Mas Augusto continua parado como um goleiro barrando a porta, e, sem dizer nada, acaba levando a menina a despedir-se e ir embora. Quando ela se vira, o sorriso amarelo dele se desfaz de uma vez.

Novamente na cozinha, a lutar com a lata de salsichas, ouve a mulher questionar:

- Não entendi por que você disse que o Leonardo não estava, querido.
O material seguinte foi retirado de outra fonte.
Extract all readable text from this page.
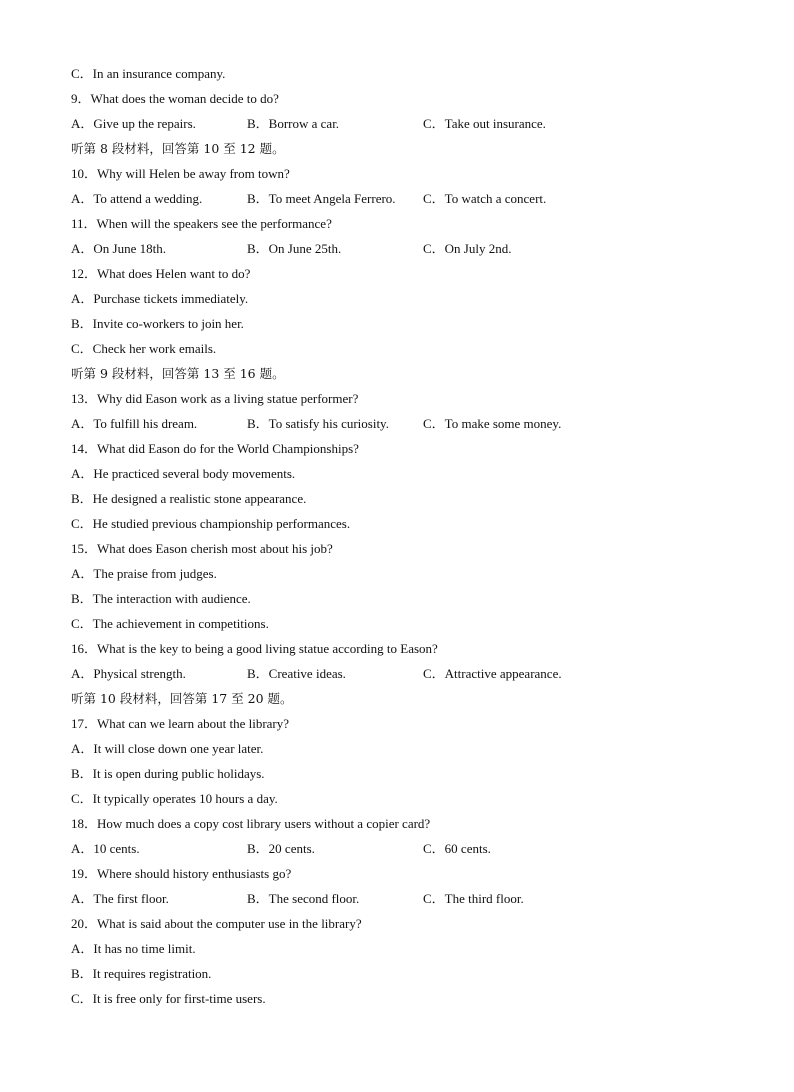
C．In an insurance company.
9．What does the woman decide to do?
A．Give up the repairs.	B．Borrow a car.	C．Take out insurance.
听第 8 段材料，回答第 10 至 12 题。
10．Why will Helen be away from town?
A．To attend a wedding.	B．To meet Angela Ferrero. C．To watch a concert.
11．When will the speakers see the performance?
A．On June 18th.	B．On June 25th.	C．On July 2nd.
12．What does Helen want to do?
A．Purchase tickets immediately.
B．Invite co-workers to join her.
C．Check her work emails.
听第 9 段材料，回答第 13 至 16 题。
13．Why did Eason work as a living statue performer?
A．To fulfill his dream.	B．To satisfy his curiosity.	C．To make some money.
14．What did Eason do for the World Championships?
A．He practiced several body movements.
B．He designed a realistic stone appearance.
C．He studied previous championship performances.
15．What does Eason cherish most about his job?
A．The praise from judges.
B．The interaction with audience.
C．The achievement in competitions.
16．What is the key to being a good living statue according to Eason?
A．Physical strength.	B．Creative ideas.	C．Attractive appearance.
听第 10 段材料，回答第 17 至 20 题。
17．What can we learn about the library?
A．It will close down one year later.
B．It is open during public holidays.
C．It typically operates 10 hours a day.
18．How much does a copy cost library users without a copier card?
A．10 cents.	B．20 cents.	C．60 cents.
19．Where should history enthusiasts go?
A．The first floor.	B．The second floor.	C．The third floor.
20．What is said about the computer use in the library?
A．It has no time limit.
B．It requires registration.
C．It is free only for first-time users.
A menina é amiga dele, o que te deu?

Augusto trava os dentes, tenta parecer natural; ainda sem tirar os olhos da lata, alega que de qualquer forma não ia adiantar dizer que ele estava; que de qualquer forma ele não ia descer daquele maldito quarto; que ele não saía de lá há dias, só saía pra ir ao colégio, e que era melhor deixar ele em paz.

- Pois eu acho que ele iria descer.

Ele não responde.

- Você sabe muito bem que ele gosta dela! Um monte de vezes foi ela que ajudou ele a se animar um pouquinho, você nem se importa se está acontecendo alguma coisa, não é mesmo?
- Ele é só uma criança. Problemas de criança, só isso. Tudo passa. Mais rápido do que você pensa.
- Não gostei nada de você ter mentido pra ela.
- Ele não ia descer, eu te garanto.
- Pois eu acho que ia sim!
- Pois então você atende a porta da próxima vez e pára de me encher o saco com suas opiniões idiotas!

A frase foi proferida em um tom mais alto, e terminou aos berros e com a lata de salsicha se esparramando no chão. Augusto saiu da cozinha, e de casa, e foi tentar esquecer um pouco da própria culpa. No fundo, ele continuava a achar que os outros não entenderiam que ele só estava tentando evitar problemas. Só estava tentando evitar aquelas imagens e aqueles pensamentos que o perseguiam sempre que ela passava algum tempo dentro da casa deles, com toda a sua inocência, a despertar desejos indevidos.